The Serum Institute has not received approval to make the Covid jab from the European drugs regulator but has been cleared by the UK's Medicines and Healthcare products Regulatory Agency (MHRA).

However, the Department of Health and Social Care (DHSC) said all AstraZeneca vaccines administered in the UK would appear under the brand name Vaxzevria - the same as the AstraZeneca jab produced elsewhere - on the NHS Covid Pass.

It said "no Covishield jabs have been administered in the UK".

On Friday the UK recorded 27,125 new cases of coronavirus and a further 27 deaths within 28 days of a positive test.

Currently the EU is rolling out a Digital Covid Certificate so travellers can prove their vaccination status in order to be exempt from quarantining when crossing an international border.

A European Commission spokesman said that while entry to the EU should be allowed to those who are fully vaccinated with EU authorised jabs, member states could make their own decision on whether to allow entry for people vaccinated with jabs on the World Health Organization's emergency list - which includes Covishield.

Several European countries have already approved the Covishield jab for travel. These include Austria, Germany, Slovenia, Greece, the Republic of Ireland, Spain, Iceland and Switzerland.

At the moment the EU does not accept the UK's NHS app for Covid certification but a UK government spokesman said it will be "a key service" as international travel is reopened.

Individual countries including Greece and Spain do accept it.

With batch numbers being visible via the UK's Covid pass it is not clear if officials EU countries could check if a person had received a dose originating in India.

Earlier, Downing Street said the MHRA had shared its assessment of the vaccines with its European counterpart - the European Medicines Agency (EMA) - to assist the approvals process.

During a press conference with German Chancellor Angel Merkel, the UK prime minister, Mr Johnson, said he saw "no reason at all" why MHRA-approved vaccines should not be used for vaccine passports.

Mrs Merkel said that "in the foreseeable future" those with double jabs in high incidence areas, like Britain, "will be able to travel again without having to go into quarantine".
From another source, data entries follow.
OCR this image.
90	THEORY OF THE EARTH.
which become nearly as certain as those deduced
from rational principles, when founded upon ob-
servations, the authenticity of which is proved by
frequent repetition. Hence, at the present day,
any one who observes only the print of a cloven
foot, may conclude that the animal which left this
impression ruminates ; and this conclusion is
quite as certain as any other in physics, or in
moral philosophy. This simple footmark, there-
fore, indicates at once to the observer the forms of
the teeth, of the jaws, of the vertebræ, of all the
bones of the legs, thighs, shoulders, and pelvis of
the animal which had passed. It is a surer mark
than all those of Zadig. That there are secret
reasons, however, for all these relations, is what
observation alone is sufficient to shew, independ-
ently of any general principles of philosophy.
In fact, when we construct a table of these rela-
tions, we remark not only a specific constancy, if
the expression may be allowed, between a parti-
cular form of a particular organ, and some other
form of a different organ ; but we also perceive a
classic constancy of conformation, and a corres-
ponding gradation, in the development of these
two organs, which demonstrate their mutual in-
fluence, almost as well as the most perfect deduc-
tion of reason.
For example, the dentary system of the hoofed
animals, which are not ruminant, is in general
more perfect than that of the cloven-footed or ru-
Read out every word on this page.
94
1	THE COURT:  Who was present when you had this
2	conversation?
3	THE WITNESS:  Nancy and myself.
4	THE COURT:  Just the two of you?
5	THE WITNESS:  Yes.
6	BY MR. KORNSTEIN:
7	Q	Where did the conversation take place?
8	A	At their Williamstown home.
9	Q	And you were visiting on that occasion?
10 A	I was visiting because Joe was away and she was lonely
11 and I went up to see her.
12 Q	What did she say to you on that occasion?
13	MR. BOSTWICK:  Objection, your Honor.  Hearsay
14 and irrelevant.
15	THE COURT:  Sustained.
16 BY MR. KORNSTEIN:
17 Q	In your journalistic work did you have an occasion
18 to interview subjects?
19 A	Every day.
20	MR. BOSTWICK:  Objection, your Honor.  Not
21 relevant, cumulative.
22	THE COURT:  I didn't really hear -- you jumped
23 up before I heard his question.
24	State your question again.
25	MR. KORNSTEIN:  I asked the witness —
The Serum Institute is reportedly seeking emergency authorisation from Europe for the Covishield jab, which has widely been distributed in poorer countries as part of the Covavax scheme.

AstraZeneca also says it is working with the EMA on the "inclusion of Covishield as a recognised vaccine for immunisation passports" - although the EMA says there is currently no application for market authorisation.

Prof Finn, a member of the UK's Joint Committee on Vaccination and Immunisation (JCVI), told BBC Radio 4's Today programme people should not be worried that they were any less protected by the Covishield jab and said the "administrative hurdle" should be "straightened out".

"We're in the early days of this new world of needed vaccine passports and there are lots of aspects of this that are still being sorted out for the first time," he said.

"But it's clearly, ultimately not in anyone's interest, including the European Union, to create hurdles that don't need to be there."